Further, in the above-described embodiment, the case where the pressure pulse wave is detected from the radial artery 32 has been described, but the present invention can also be used when detecting the pressure pulse wave from other arteries other than the radial artery, such as the dorsalis pedis artery. It is possible to obtain the following effects.

Further, in the above-described embodiment, the first pressure chamber 22 and the second pressure chamber 40 are connected to the pressure regulating valves 26 and 44.
The pressure fluid supplied to the pressure fluid may be an incompressible fluid such as oil or water.

In addition, various changes may be made to the present invention without departing from the spirit thereof.

[Brief explanation of the drawing]

FIG. 1 is a diagram showing the configuration of a pulse wave detection device to which the present invention is applied, and is a diagram showing an example of a pressing state of the pulse wave sensor at the optimal pressing force when the subject is thin. . FIG. 2 is a flowchart for explaining the operation of the apparatus shown in FIG. Figure 3 is the first
FIG. 2 is a diagram illustrating a main part of the pulse wave detection device shown in the figure, and is a diagram illustrating an example of a pressing state of the pulse wave sensor at an optimal pressing force when the subject is obese.

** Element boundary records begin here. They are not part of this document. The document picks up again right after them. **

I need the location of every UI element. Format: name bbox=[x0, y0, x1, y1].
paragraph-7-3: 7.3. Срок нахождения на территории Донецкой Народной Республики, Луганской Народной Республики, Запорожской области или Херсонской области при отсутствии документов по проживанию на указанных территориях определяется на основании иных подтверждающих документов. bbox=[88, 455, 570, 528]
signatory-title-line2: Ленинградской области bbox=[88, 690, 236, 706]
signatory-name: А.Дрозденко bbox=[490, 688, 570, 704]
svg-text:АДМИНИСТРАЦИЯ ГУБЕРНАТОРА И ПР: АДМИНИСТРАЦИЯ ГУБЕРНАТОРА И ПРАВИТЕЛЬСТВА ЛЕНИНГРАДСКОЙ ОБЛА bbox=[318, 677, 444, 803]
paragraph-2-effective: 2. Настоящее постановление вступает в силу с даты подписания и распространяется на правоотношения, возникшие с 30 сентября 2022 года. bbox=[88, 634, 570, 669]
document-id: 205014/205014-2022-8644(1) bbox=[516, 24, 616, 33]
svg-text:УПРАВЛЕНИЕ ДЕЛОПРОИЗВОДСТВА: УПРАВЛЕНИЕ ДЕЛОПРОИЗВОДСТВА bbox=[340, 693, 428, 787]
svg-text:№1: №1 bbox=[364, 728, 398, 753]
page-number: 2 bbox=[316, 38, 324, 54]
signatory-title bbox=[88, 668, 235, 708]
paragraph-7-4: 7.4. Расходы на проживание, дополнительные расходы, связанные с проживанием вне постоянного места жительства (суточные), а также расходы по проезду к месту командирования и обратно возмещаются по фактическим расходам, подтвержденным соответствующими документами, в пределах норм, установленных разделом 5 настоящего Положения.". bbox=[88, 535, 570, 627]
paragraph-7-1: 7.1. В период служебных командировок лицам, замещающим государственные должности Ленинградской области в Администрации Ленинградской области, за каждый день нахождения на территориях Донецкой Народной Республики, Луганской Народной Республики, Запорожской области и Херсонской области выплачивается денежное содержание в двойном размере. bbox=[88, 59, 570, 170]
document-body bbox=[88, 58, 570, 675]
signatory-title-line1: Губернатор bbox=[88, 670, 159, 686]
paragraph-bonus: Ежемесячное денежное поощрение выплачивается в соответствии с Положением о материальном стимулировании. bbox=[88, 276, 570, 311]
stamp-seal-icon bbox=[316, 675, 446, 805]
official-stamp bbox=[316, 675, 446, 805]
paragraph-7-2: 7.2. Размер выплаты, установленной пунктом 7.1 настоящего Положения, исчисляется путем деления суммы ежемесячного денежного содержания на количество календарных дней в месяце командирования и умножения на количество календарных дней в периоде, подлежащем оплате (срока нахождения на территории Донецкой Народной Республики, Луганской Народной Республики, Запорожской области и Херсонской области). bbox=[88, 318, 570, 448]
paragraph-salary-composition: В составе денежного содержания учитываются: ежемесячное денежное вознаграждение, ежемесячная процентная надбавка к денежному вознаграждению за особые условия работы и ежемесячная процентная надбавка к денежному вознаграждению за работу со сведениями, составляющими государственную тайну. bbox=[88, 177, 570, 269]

FIG. 4 is a diagram showing another example of the present invention, which corresponds to the essential parts of the pulse wave detection device shown in FIG. 1, and shows a state before the pulse wave sensor is pressed. 12... Body surface, 20... Pulse wave sensor (first pressing member), 30... Pressing surface (first pressing surface), 32...
...Radial artery, 38... Bellows rubber (protrusion amount adjustment device), 42... Plate material (second pressing member), 44...
...pressure regulating valve, 48, 64...pressing surface (second pressing surface),
56... Container-shaped member (second pressing member), 58...
Diaphragm (protrusion amount adjustment device).

Claims (1)

[Claims for Utility Model Registration] A first press having a first pressing surface on which a pressure sensitive element is disposed.
A pulse wave detection device comprising a pressing member and detecting a pressure pulse wave generated from the artery by pressing the first pressing member onto the artery on the surface of the living body, the device being provided on the outer peripheral side of the first pressing surface. a second pressing surface that is pressed against the biological surface together with the first pressing surface in order to detect the pressure pulse wave, and is movable relative to the first pressing surface in a direction toward and away from the biological surface; , a second pressing member provided between the first pressing member and the second pressing member, and by changing the relative position of the first pressing member and the second pressing member in the pressing direction. 1
A pulse wave detection device comprising: a protrusion amount adjusting device that adjusts the amount of protrusion of the pressing surface from the second pressing surface.